If we understand inflation in simple words, then inflation means that if a year ago a bag of 20 kg flour was for ₹1, then next year the same bag of 20 kg flour has become 1500 rupees. Now, flour has not become expensive but the value of money has decreased. Due to this, you will have to pay more money to buy the same bag of flour. Now, since no special effort is required to print dollars in a large quantity, it is very difficult to extract gold in large quantities from someone’s ears and it is also impossible to print gold in any chemical way. Because of this gold retains its value instead of just a paper currency. Now this printing of billions of trillion dollars by America is having dire consequences.
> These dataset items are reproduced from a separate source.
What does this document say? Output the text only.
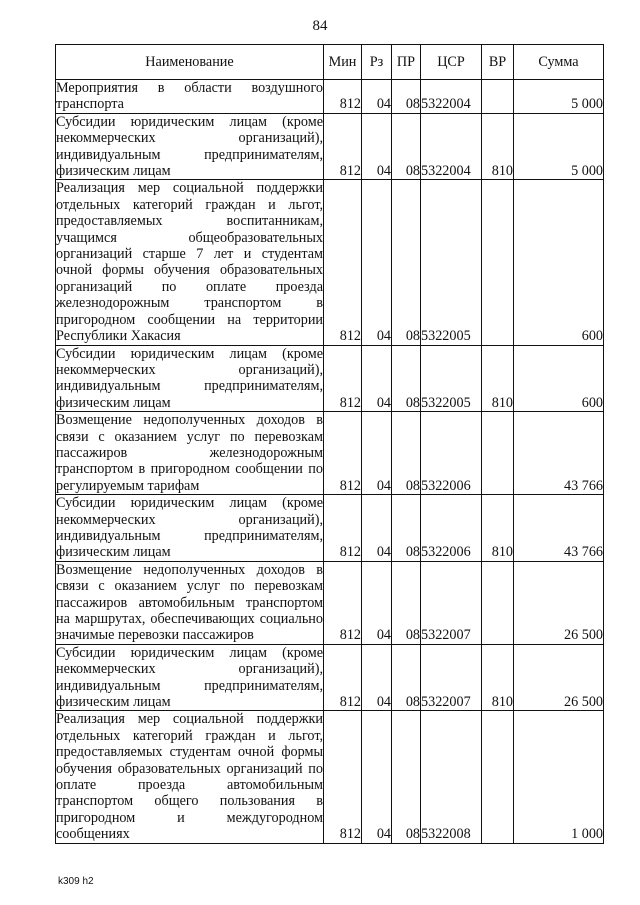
84
Наименование	Мин	Рз	ПР	ЦСР	ВР	Сумма
Мероприятия в области воздушного транспорта	812	04	08	5322004		5 000
Субсидии юридическим лицам (кроме некоммерческих организаций), индивидуальным предпринимателям, физическим лицам	812	04	08	5322004	810	5 000
Реализация мер социальной поддержки отдельных категорий граждан и льгот, предоставляемых воспитанникам, учащимся общеобразовательных организаций старше 7 лет и студентам очной формы обучения образовательных организаций по оплате проезда железнодорожным транспортом в пригородном сообщении на территории Республики Хакасия	812	04	08	5322005		600
Субсидии юридическим лицам (кроме некоммерческих организаций), индивидуальным предпринимателям, физическим лицам	812	04	08	5322005	810	600
Возмещение недополученных доходов в связи с оказанием услуг по перевозкам пассажиров железнодорожным транспортом в пригородном сообщении по регулируемым тарифам	812	04	08	5322006		43 766
Субсидии юридическим лицам (кроме некоммерческих организаций), индивидуальным предпринимателям, физическим лицам	812	04	08	5322006	810	43 766
Возмещение недополученных доходов в связи с оказанием услуг по перевозкам пассажиров автомобильным транспортом на маршрутах, обеспечивающих социально значимые перевозки пассажиров	812	04	08	5322007		26 500
Субсидии юридическим лицам (кроме некоммерческих организаций), индивидуальным предпринимателям, физическим лицам	812	04	08	5322007	810	26 500
Реализация мер социальной поддержки отдельных категорий граждан и льгот, предоставляемых студентам очной формы обучения образовательных организаций по оплате проезда автомобильным транспортом общего пользования в пригородном и междугородном сообщениях	812	04	08	5322008		1 000
k309 h2
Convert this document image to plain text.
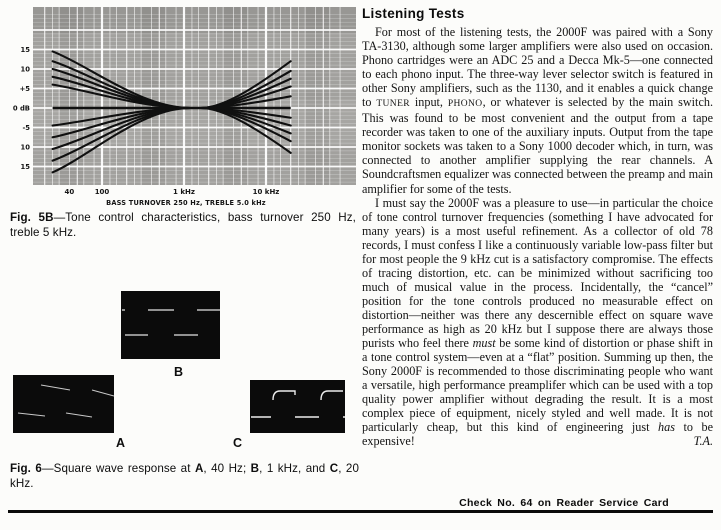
15
10
+5
0 dB
-5
10
15
40	100	1 kHz	10 kHz
BASS TURNOVER 250 Hz, TREBLE 5.0 kHz

Fig. 5B—Tone control characteristics, bass turnover 250 Hz, treble 5 kHz.

B
A	C

Fig. 6—Square wave response at A, 40 Hz; B, 1 kHz, and C, 20 kHz.

Listening Tests

For most of the listening tests, the 2000F was paired with a Sony TA-3130, although some larger amplifiers were also used on occasion. Phono cartridges were an ADC 25 and a Decca Mk-5—one connected to each phono input. The three-way lever selector switch is featured in other Sony amplifiers, such as the 1130, and it enables a quick change to TUNER input, PHONO, or whatever is selected by the main switch. This was found to be most convenient and the output from a tape recorder was taken to one of the auxiliary inputs. Output from the tape monitor sockets was taken to a Sony 1000 decoder which, in turn, was connected to another amplifier supplying the rear channels. A Soundcraftsmen equalizer was connected between the preamp and main amplifier for some of the tests.

I must say the 2000F was a pleasure to use—in particular the choice of tone control turnover frequencies (something I have advocated for many years) is a most useful refinement. As a collector of old 78 records, I must confess I like a continuously variable low-pass filter but for most people the 9 kHz cut is a satisfactory compromise. The effects of tracing distortion, etc. can be minimized without sacrificing too much of musical value in the process. Incidentally, the “cancel” position for the tone controls produced no measurable effect on distortion—neither was there any descernible effect on square wave performance as high as 20 kHz but I suppose there are always those purists who feel there must be some kind of distortion or phase shift in a tone control system—even at a “flat” position. Summing up then, the Sony 2000F is recommended to those discriminating people who want a versatile, high performance preamplifer which can be used with a top quality power amplifier without degrading the result. It is a most complex piece of equipment, nicely styled and well made. It is not particularly cheap, but this kind of engineering just has to be expensive!	T.A.

Check No. 64 on Reader Service Card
It falls on the poor people that now they have to work harder to meet their dues and in this way, their hard work is exploited. Whereas dollar is an international currency, so its effect is not only on the American people but on the whole world. Now the cruelty upon cruelty in this is that the Federal Reserve Bank of America has the legal authority that it can print as many dollars as it wants. Dr. Richard Werner, who is a professor of international banking and finance, says that people think that banks work for the benefit of the person who has deposited money and the person who needs money. However, it is not so because now instead of being useful, they have become a means of making money themselves. Now this banking system has risen in a complex form in European countries and America.

Conclusion:

The article underscores the critical role of the banking system in shaping global economies while exposing its inherent flaws and consequences. Tracing its evolution from ancient moneylending practices to the modern banking industry, the piece highlights how capitalism and profit-driven motives have transformed banking into a system that often prioritizes wealth accumulation over societal well-being. Practices like fractional reserve banking, the money multiplier effect, and fiat money have led to systemic vulnerabilities, such as bank runs and inflation, causing economic instability and exploitation of the working class. Historical instances, such as the abolition of the gold standard and the 2023 Silicon Valley Bank collapse, illustrate the far-reaching impact of these systemic flaws. The article concludes by advocating for a reevaluation of banking practices, emphasizing the need for transparency, sustainability, and fairness, particularly under ethical frameworks like Sharia law.

FAQs:

  1. What is the money multiplier effect in banking?

The money multiplier effect describes how banks lend out a fraction of deposits to create additional credit, making it appear that more money exists in the economy than is physically present. This practice can lead to systemic risks, such as bank runs.

  • Why is the modern banking system criticized in this article?

The article critiques the modern banking system for prioritizing profit over public welfare, relying on risky practices like fractional reserve banking, and creating economic vulnerabilities such as inflation and financial crises.

  • What happened during the collapse of Silicon Valley Bank in 2023?

Silicon Valley Bank faced a bank run when news of its need to raise capital spread, leading to mass withdrawals totaling billions of dollars in a single day. This highlighted the fragility of the banking system when public trust erodes.

  • How does fiat money differ from the gold standard?

Fiat money is a currency without intrinsic value, backed only by government decree, unlike the gold standard, where the currency is backed by tangible reserves of gold. The shift to fiat money has contributed to inflation and economic instability.

  • What alternatives to the current banking system are suggested?

The article suggests exploring ethical and interest-free banking systems, such as those based on Sharia principles, which emphasize fairness, shared risk, and avoidance of exploitative practices like interest.